Nafplio, Greece
It’s almost sunset and this is almost an island. I stare across crystal clear glass-topped turquoise at drop-scene peaks draped in cumulus fog. Catamarans – no sail – drift by and minnows dart underneath. I am outside – below- the protection of the fortified battlements off the end of pier (long walk). Birds skate effortlessly overhead and I remember a time on a dock with a 6-pack of Geary’s summer and weighty take-out containers from Whole Foods.
I enter where it is forbidden to pedestrians and find and abandoned? stairway curving down to the water and a solar-powered lighthouse. And two power-walkers out for their evening stroll.
There is nothing but jagged edges and rippled contours as far as I can see, as long as Eye don’t look back.
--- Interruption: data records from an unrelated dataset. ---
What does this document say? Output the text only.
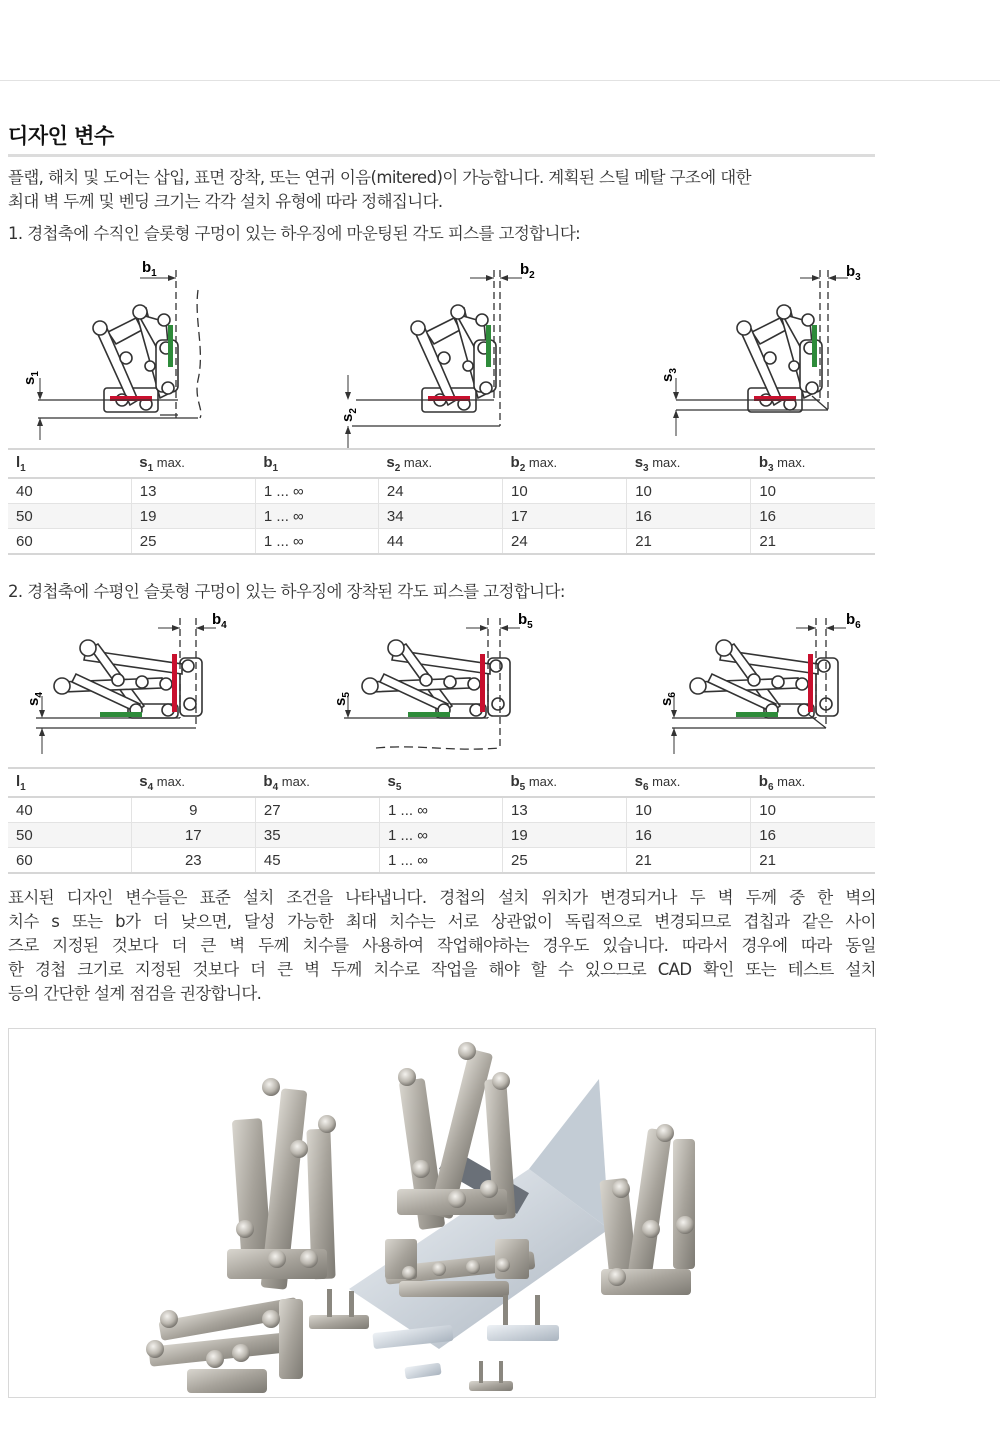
디자인 변수
플랩, 해치 및 도어는 삽입, 표면 장착, 또는 연귀 이음(mitered)이 가능합니다. 계획된 스틸 메탈 구조에 대한
최대 벽 두께 및 벤딩 크기는 각각 설치 유형에 따라 정해집니다.
1. 경첩축에 수직인 슬롯형 구멍이 있는 하우징에 마운팅된 각도 피스를 고정합니다:
$b_1$
$s_1$
$b_2$
$s_2$
$b_3$
$s_3$
$l_1$	$s_1$ max.	$b_1$	$s_2$ max.	$b_2$ max.	$s_3$ max.	$b_3$ max.
40	13	1 ... ∞	24	10	10	10
50	19	1 ... ∞	34	17	16	16
60	25	1 ... ∞	44	24	21	21
2. 경첩축에 수평인 슬롯형 구멍이 있는 하우징에 장착된 각도 피스를 고정합니다:
$b_4$
$s_4$
$b_5$
$s_5$
$b_6$
$s_6$
$l_1$	$s_4$ max.	$b_4$ max.	$s_5$	$b_5$ max.	$s_6$ max.	$b_6$ max.
40	9	27	1 ... ∞	13	10	10
50	17	35	1 ... ∞	19	16	16
60	23	45	1 ... ∞	25	21	21
표시된 디자인 변수들은 표준 설치 조건을 나타냅니다. 경첩의 설치 위치가 변경되거나 두 벽 두께 중 한 벽의
치수 s 또는 b가 더 낮으면, 달성 가능한 최대 치수는 서로 상관없이 독립적으로 변경되므로 겹칩과 같은 사이
즈로 지정된 것보다 더 큰 벽 두께 치수를 사용하여 작업해야하는 경우도 있습니다. 따라서 경우에 따라 동일
한 경첩 크기로 지정된 것보다 더 큰 벽 두께 치수로 작업을 해야 할 수 있으므로 CAD 확인 또는 테스트 설치
등의 간단한 설계 점검을 권장합니다.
The atelier of the gods falls away into the realm of the underworld, and ante-sunset breeze brings with it a particular magic and calm. Almost. Again. The water is tears in my eye. From salt to salt, vibrations from a world away. I forgot I stuck this flower in my hear, hippie child that I am. Or, rather, that I want to be. Hoping I can pull off the careless effortlessly. Mountains are half of me, salt the other. Here they are one but here I am alone and far far far away. I want a part of it – find it, somehow. All over the world and the phantasy of the enigmatic idyllic mountain-farming-seaside-fishing remains. Just that.
The clouds turn titanium and platinum as Helios sinks behind, mountains line up from dark to grey to light to land ho, barely visible on that horizon.
I have two friends now, hard-shelled eight-legged creatures munching snacks off the rocks. I want to share this, lie on our stomachs, our chins in our hands, fascinated by the slow and methodical process of crab-eats-rock. Side scuttle, side scuttle, mother may I? to higher ground and greener pastures. We would watch them get bullied by the tide, scramble to recover but eight legs never fails. We’d debate whether or not to pick them up, chase them back into hiding, but in the end humanitarianism (crabitarianism?) lets us let them be, remarking on their oddities and their funny mannerisms, as they finish their meal and head back into the sea, maybe we watch the minnows or maybe we just be. The sun still sinking slowly leaves a trail of fire across the glass. Look, burn, look away.
(Another crab crawls up right next to me, just inches from my bright blue laces. Nature fascination interrupts my elaborate daydream, and the cool evening breeze interrupts my warm reverie.) The sun – by some witchcraft of atmospheric meteorologic karma – aligns perfectly behind a small cloud pillar (divine manifestation). Its rays jet upwards and wind turbines dot the crest of the farthest mountain, silhouetted. Sky, sun, cloud, mountains falling down into the sea. Taking on shades of blue and gray, 90° away a half moon waxing peeks o’er the ramparts ready to play. Divinity, divinity. Water laps my toes. And in but a moment, the day is gone.
And still the turbines spin against these last warm rays of night. Light.